I've a static class like:

public class Sex{

private final int code;
private final String status;

public static final int TOTAL = 3;

private Sex(int c, String s) {
code = c;
status = s;
}

public static final Sex UNDEFINED = new Sex(1, "UNDEFINED");
public static final Sex MALE = new Sex(2, "MALE");
public static final Sex FEMALE = new Sex(3, "FEMALE");
private static final Sex[] list = { UNDEFINED, MALE, FEMALE };

public int getCode() {
return code;
}

public String getStatus() {
return status;
}

public static Sex fromInt(int c) {
if (c < 1 || c > TOTAL)
throw new RuntimeException("Unknown code for fromInt in Sex");
return list[c-1];
}

public static List getSexList() {
return Arrays.asList(list);
}
}

And, I've an entity class

@Entity
@Table(name="person")

public class Person{

    @Id
    @GeneratedValue(strategy=GenerationType.AUTO)
    private long id;// setter/getter omitted

    private Sex sex;
    public final Sex getSex() {
    return this.sex;
    }
    public final void setSex(final Sex argSex) {
    this.sex = argSex;
    }
}

I want to save sex_id in database in person table.
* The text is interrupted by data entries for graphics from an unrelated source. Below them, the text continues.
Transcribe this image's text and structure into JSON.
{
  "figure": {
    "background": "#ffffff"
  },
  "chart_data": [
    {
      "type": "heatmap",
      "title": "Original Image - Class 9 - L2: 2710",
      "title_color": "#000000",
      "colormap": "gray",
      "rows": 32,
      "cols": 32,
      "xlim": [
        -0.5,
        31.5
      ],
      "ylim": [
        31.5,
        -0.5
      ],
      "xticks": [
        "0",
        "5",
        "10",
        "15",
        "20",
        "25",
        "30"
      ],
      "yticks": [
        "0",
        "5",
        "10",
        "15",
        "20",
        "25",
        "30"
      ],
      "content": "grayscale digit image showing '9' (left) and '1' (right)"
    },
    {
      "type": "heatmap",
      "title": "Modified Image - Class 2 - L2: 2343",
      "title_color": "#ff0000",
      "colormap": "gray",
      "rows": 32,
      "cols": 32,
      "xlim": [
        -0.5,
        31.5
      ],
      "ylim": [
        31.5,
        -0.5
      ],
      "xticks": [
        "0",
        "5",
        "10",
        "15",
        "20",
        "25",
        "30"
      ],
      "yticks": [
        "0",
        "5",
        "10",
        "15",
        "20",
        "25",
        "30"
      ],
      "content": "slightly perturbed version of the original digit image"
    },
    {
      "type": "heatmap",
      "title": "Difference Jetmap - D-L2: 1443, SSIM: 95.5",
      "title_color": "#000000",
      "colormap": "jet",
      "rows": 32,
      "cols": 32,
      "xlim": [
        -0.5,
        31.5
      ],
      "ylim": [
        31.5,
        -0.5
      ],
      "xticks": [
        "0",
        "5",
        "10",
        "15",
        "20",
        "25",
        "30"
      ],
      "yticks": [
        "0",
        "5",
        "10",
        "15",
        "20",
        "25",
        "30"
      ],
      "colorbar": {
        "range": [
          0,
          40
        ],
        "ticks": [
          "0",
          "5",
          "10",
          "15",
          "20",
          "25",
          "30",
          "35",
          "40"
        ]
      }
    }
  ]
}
But setter/getter should be as specified, because I want write my code as -

Person person = new Person();
person.setSex(Sex.MALE);
Dao.savePerson(person);

How to annotate Sex with JPA?

Answer 1

Since you don't want to create new Sex instance in your database, why don't you use an enum instead of a class for Sex?

If you do so, you will just have to annotate you Sex attribute with @Enumerated(EnumType.STRING) in the Person class. Full example here (or just Google it and you will find plenty)

Answer 2

Why not to use enumerator Sex instead and then use @Enumerated instead?

 @Enumerated(EnumType.STRING)
   Sex sex